Section: Research Program
Stochastic Operations Research
Stochastic Operations Research is a collection of modeling, optimization and numerical computation techniques, aimed at assessing the behavior of man-made systems driven by random phenomena, and at helping to make decisions in such a context.
The discipline is based on applied probability and focuses on effective computations and algorithms. Its core theory is that of Markov chains over discrete state spaces. This family of stochastic processes has, at the same time, a very large modeling capability and the potential of efficient solutions. By “solution” is meant the calculation of some performance metric, usually the distribution of some random variable of interest, or its average, variance, etc. This solution is obtained either through exact “analytic” formulas, or numerically through linear algebra methods. Even when not analytically or numerically tractable, Markovian models are always amenable to “Monte-Carlo” simulations with which the metrics can be statistically measured.
An example of this is the success of classical Queueing Theory, with its numerous analytical formulas. Another important derived theory is that of the Markov Decision Processes, which allows to formalize optimal decision problems in a random environment. This theory allows to characterize the optimal decisions, and provides algorithms for calculating them.

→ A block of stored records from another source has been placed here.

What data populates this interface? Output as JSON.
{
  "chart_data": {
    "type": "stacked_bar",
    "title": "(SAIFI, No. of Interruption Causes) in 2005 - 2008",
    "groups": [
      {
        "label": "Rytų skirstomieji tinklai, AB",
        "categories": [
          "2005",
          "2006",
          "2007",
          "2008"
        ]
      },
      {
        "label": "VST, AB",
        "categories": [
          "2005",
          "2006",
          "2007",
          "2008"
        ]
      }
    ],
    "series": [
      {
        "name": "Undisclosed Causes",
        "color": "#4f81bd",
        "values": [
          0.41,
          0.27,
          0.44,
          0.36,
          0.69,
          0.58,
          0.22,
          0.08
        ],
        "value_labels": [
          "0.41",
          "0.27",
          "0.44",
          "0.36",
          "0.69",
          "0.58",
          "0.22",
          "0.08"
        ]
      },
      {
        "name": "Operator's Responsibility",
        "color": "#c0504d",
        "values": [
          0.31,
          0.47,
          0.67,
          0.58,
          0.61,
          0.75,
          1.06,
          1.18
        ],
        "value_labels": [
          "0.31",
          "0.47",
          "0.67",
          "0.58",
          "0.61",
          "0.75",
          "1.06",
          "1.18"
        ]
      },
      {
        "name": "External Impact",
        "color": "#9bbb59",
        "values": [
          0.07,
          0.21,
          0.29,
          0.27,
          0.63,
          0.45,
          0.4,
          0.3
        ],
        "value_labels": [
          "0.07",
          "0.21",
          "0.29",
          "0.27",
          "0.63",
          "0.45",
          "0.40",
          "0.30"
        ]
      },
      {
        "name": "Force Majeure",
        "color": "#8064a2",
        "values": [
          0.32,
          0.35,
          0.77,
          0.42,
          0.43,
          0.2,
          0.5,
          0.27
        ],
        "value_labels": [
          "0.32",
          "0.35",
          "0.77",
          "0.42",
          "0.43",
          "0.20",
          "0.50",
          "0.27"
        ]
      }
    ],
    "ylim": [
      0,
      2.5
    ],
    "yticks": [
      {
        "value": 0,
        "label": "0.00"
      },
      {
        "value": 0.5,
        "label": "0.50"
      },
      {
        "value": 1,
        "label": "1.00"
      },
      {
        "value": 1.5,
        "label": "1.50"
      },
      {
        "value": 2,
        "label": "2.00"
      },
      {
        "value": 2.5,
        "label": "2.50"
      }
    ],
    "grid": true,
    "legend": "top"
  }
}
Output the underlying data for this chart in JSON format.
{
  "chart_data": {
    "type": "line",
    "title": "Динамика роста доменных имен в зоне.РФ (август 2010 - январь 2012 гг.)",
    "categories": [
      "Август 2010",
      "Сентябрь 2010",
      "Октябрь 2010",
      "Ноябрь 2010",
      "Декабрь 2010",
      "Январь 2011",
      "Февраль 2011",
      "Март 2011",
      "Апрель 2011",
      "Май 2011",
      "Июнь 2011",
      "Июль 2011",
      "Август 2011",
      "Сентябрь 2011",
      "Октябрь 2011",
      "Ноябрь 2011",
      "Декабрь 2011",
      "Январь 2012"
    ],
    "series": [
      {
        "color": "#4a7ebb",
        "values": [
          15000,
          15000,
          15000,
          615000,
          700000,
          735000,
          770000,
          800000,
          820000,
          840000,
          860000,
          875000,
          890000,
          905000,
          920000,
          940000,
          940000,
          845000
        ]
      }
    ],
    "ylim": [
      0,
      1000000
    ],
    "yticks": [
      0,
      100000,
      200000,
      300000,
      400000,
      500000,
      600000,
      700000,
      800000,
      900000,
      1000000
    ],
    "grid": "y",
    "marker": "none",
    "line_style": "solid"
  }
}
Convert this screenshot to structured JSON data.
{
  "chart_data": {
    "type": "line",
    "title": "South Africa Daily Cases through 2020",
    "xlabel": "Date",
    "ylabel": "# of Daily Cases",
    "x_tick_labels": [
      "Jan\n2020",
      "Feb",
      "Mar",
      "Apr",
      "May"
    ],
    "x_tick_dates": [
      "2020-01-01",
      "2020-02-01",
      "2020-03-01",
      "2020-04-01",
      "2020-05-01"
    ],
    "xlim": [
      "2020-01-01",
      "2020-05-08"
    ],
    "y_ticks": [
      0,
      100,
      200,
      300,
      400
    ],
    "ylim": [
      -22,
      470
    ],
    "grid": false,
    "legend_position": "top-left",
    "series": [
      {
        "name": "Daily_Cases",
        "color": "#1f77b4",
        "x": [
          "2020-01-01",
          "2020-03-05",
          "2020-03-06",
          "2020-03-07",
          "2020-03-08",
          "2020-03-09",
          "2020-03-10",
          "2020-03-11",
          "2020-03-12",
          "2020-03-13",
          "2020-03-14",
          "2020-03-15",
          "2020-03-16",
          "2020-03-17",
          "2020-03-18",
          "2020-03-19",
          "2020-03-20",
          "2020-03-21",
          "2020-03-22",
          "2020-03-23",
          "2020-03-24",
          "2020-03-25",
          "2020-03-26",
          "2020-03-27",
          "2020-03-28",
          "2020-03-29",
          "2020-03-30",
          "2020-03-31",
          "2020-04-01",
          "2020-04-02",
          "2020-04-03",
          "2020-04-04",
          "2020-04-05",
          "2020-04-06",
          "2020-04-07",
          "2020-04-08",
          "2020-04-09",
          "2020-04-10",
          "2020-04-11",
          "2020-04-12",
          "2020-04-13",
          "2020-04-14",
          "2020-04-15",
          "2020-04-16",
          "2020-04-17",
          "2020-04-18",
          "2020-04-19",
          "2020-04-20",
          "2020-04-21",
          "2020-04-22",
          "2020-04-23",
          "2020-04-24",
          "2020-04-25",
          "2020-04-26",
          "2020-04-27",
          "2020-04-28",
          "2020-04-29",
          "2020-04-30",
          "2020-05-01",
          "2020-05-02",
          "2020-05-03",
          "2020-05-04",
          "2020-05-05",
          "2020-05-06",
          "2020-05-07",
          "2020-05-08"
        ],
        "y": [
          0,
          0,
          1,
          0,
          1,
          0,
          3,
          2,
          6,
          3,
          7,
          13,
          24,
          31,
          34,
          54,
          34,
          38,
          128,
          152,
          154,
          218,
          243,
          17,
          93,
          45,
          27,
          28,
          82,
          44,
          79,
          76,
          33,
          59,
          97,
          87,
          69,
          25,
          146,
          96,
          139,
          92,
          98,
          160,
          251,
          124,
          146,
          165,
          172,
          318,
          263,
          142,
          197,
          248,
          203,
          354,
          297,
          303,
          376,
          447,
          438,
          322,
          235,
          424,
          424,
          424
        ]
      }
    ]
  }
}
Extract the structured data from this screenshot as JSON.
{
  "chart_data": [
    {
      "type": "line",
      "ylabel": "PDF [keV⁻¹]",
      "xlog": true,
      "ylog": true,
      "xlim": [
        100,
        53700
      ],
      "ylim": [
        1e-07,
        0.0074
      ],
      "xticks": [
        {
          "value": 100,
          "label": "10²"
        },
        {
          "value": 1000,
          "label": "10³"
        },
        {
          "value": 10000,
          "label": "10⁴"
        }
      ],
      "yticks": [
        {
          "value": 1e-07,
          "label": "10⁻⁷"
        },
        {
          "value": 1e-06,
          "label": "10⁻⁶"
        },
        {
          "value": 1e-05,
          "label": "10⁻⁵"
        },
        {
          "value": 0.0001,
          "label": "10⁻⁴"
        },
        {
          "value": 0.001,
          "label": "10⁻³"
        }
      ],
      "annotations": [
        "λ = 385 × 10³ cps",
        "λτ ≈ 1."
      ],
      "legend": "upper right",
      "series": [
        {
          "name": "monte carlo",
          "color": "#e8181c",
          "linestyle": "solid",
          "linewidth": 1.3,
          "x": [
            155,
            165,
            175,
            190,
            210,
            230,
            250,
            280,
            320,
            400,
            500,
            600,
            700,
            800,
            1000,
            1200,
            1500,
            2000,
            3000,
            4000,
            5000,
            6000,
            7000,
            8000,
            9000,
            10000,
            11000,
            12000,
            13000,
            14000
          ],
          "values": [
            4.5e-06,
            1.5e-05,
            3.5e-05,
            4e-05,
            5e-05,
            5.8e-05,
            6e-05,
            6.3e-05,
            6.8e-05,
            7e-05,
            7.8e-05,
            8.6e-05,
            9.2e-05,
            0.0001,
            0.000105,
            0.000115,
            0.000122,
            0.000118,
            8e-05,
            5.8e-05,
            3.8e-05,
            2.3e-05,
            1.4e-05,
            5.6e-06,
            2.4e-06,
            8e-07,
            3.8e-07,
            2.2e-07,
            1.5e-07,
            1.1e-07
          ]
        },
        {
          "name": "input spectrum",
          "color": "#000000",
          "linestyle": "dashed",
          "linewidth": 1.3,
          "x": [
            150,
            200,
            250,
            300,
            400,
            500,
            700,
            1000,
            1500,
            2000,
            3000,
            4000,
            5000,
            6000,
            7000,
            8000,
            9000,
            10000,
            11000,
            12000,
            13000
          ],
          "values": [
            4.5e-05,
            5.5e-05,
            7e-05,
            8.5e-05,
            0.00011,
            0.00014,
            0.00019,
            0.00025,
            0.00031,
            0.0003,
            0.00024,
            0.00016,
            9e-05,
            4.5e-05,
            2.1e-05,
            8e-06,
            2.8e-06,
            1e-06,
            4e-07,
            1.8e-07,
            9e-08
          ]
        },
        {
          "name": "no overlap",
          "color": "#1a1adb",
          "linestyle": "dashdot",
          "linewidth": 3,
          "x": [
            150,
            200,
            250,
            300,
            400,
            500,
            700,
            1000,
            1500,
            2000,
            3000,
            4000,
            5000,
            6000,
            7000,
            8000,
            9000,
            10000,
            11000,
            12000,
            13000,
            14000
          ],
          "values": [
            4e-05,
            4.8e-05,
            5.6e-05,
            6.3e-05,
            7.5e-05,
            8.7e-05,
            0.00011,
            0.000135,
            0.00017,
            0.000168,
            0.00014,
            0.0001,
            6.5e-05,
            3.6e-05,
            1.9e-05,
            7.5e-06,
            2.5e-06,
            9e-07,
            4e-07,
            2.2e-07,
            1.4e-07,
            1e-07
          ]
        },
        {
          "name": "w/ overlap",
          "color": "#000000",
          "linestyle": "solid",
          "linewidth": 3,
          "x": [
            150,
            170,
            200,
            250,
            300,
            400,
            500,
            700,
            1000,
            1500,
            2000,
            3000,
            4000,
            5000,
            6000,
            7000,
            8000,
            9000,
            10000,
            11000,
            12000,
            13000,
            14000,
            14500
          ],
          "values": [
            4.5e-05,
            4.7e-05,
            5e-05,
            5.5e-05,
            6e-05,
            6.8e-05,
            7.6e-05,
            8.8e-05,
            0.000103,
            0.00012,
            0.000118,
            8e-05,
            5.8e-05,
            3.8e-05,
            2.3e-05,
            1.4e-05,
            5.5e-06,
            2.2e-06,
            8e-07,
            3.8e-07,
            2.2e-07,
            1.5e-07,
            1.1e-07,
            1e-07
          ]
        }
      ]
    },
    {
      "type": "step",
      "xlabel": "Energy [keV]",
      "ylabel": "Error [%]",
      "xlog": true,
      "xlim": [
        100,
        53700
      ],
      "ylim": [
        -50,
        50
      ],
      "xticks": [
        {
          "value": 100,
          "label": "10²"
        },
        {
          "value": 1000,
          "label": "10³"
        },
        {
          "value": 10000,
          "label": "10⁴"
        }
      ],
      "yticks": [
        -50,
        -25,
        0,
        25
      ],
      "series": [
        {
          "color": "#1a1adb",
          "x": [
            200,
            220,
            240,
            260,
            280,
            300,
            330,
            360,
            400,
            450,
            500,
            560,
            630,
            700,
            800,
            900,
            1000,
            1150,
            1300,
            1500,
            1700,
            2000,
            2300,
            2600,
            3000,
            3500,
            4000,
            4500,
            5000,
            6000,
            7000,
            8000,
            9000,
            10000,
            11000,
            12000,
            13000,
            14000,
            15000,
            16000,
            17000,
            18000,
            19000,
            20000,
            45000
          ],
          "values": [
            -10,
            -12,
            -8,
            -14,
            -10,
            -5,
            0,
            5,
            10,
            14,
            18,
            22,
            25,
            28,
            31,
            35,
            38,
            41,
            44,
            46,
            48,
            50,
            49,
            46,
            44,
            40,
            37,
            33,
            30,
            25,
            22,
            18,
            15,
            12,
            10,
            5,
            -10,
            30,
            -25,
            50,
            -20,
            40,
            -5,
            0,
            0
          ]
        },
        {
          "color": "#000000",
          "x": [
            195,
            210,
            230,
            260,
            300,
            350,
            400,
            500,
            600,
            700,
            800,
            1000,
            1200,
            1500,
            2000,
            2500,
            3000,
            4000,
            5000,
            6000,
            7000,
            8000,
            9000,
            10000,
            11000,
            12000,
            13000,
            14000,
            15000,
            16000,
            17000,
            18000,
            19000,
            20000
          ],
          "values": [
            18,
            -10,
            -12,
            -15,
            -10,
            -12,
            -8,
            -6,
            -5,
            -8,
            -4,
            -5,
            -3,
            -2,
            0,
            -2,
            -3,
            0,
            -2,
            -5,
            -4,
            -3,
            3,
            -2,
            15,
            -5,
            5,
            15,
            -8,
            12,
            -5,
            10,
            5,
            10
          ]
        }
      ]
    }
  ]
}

Strong trends of Operations Research are: a) an increasing importance of multi-criteria multi-agent optimization, and the correlated introduction of Game Theory in the standard methodology; b) an increasing concern of (deterministic) Operations Research with randomness and risk, and the consequent introduction of topics like Chance Constrained Programming and Stochastic Optimization. Data analysis is also more and more present in Operations Research: techniques from statistics, like filtering and estimation, or Artificial Intelligence like clustering, are coupled with modeling in Machine Learning techniques like Q-Learning.